Маша расстраивалась. Она думала, что по текстам этих песен можно найти маму. Но в своей правоте она не сомневалась, хотя бы потому, что документы ее были утеряны: в пять лет Машу перевели после пожара, в котором она чудом спаслась, из другого детского дома. Ее и еще одну девочку, Леночку. Семейная пара решила взять себе одну из девочек, посчитав, что их спасение было чудом и похоже на знак свыше. Машу и Леночку нарядили в красивые платья, заплели и вывели к бледной женщине с большими глазами и строгому мужчине с тонкими усиками. Они попросили рассказать девочек стишок, и вторая, Леночка, ловко затараторила:
-Зайку бросила хозяйка, под дождем остался зайка…
Маша тоже учила стишок, но от страха тут же его забыла. И вместо стишка начала повторять слова той самой песни про вокзал и обратный билет. Пара переглянулась, мужчина некрасиво скривился, и после этого они говорили только с Леночкой. Ее потом и забрали.
Вокзал Маша помнила четко: красный шпиль, елку на площади. Кажется, они часто туда ходили, может, ездили куда-то. Каждому взрослому она описывала этот вокзал, а ей говорили, что все вокзалы на одно лицо и чтобы она не придумывала. Вот почему выпустившись из детского дома и устроившись на работу, Маша стала ездить в самые разные города, пытаясь отыскать нужный вокзал. И, наконец, нашла его.
«Я здесь уже бывала» – повторяла она про себя. От волнения захотелось выпить.
Пила она много и понимала это. Еще в училище началось, потом устроилась на работу в парикмахерскую, где весь день на ногах, и вечером, чтобы расслабиться, в первую очередь рука тянулась за бутылкой. Стали ходить с девчонками по клубам, там их часто угощали. В клубе она и познакомилась с Максимом, с которым жила почти два года и большую часть городов объехала именно с ним. А потом Максим стал давить на нее.
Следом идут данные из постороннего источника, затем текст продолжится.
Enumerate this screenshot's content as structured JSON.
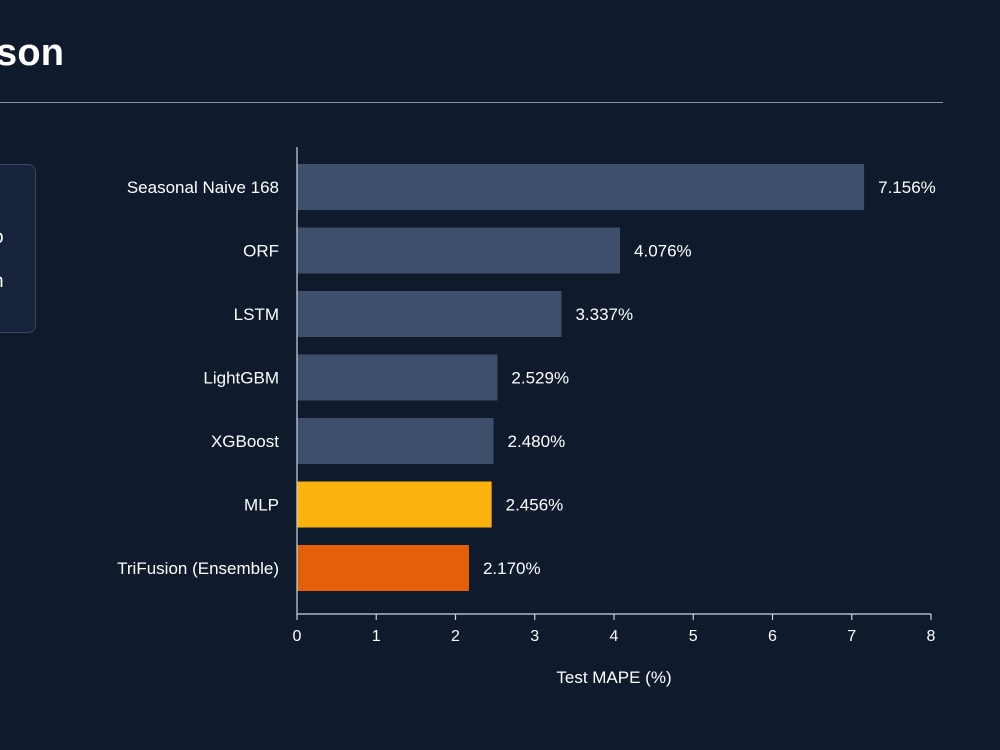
{
  "header": {
    "title": "son"
  },
  "side_panel": {
    "lines": [
      "o",
      "n"
    ]
  },
  "chart_data": {
    "type": "bar",
    "orientation": "horizontal",
    "title": "",
    "xlabel": "Test MAPE (%)",
    "ylabel": "",
    "xlim": [
      0,
      8
    ],
    "xticks": [
      0,
      1,
      2,
      3,
      4,
      5,
      6,
      7,
      8
    ],
    "grid": false,
    "categories": [
      "Seasonal Naive 168",
      "ORF",
      "LSTM",
      "LightGBM",
      "XGBoost",
      "MLP",
      "TriFusion (Ensemble)"
    ],
    "values": [
      7.156,
      4.076,
      3.337,
      2.529,
      2.48,
      2.456,
      2.17
    ],
    "data_labels": [
      "7.156%",
      "4.076%",
      "3.337%",
      "2.529%",
      "2.480%",
      "2.456%",
      "2.170%"
    ],
    "colors": [
      "#3e4f6c",
      "#3e4f6c",
      "#3e4f6c",
      "#3e4f6c",
      "#3e4f6c",
      "#fbb20c",
      "#e45f08"
    ]
  }
}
Ему хотелось сделать из Маши другого человека: он запрещал ей пить, уговаривал пойти учиться в вуз на заочное, не отпускал на вечеринки с подружками.
-Ненавижу тебя! – кричала ему Маша. – Ты хочешь управлять мной, хочешь, чтобы я плясала под твою дудку! Не будет такого, понял? Я хочу, чтобы меня любили такую, какая я есть!
Протрезвев, она просила у него прощение. И Максим прощал. До поры до времени. А потом что-то случилось, Маша так и не вспомнила, что. Максим не стал ей объяснять. Просто собрал вещи и ушел. И после этого она вообще не просыхала месяц. Потеряла работу, пару раз попадала в полицию. Пьяная часто звонила Максиму, так что он перестал брать трубку. И неизвестно, что бы с Машей было дальше, если бы она не встретила Альбину Васильевну.
Альбина Васильевна была медсестрой в поликлинике. Когда Маша уснула пьяная на улице и подхватила воспаление легких, пришлось вызывать врача. Ей прописали уколы, и она ходила в процедурный кабинет, где и работала Альбина Васильевна.
-Тебе нужно узнать, кто ты такая, – сказала она. – Кто твои родители, какая у вас родовая травма.
Они много говорили с Альбиной Васильевной. И Маша пообещала ей не пить. По крайней мере, пока не найдет своих родственников.
И Маша поехала искать нужный вокзал. Они с Максимом объехали все ближайшие города, и теперь Маша двинулась на восток. И она уже хотела повернуть назад, но билетов не было, и решила доехать до Ижевска.
Все эти дни она не пила, даже когда в поезде симпатичный солдатик предложил угостить. Отговаривалась, что пьет антибиотики, хотя курс уже закончился. Но Маша еще сильно кашляла, и он поверил. Хороший был солдатик, веселый и добрый. Подарил ей фонарик, сказал, больше нет ничего. Маше он понравился, но в сердце все равно был только Максим, она страшно по нему тосковала.
Площадь была другой, не такой, как Маша ее помнила, но похожей. Неудивительно, ведь столько лет прошло. Но куда идти с этой площади, Маша не знала. Город показался большим и незнакомым. Пошла наугад, как в сказках, куда глаза глядят. Как там говорят: налево пойдешь – коня потеряешь, направо пойдешь – жизнь потеряешь, прямо пойдешь – жив будешь, да себя позабудешь. Маша пошла прямо.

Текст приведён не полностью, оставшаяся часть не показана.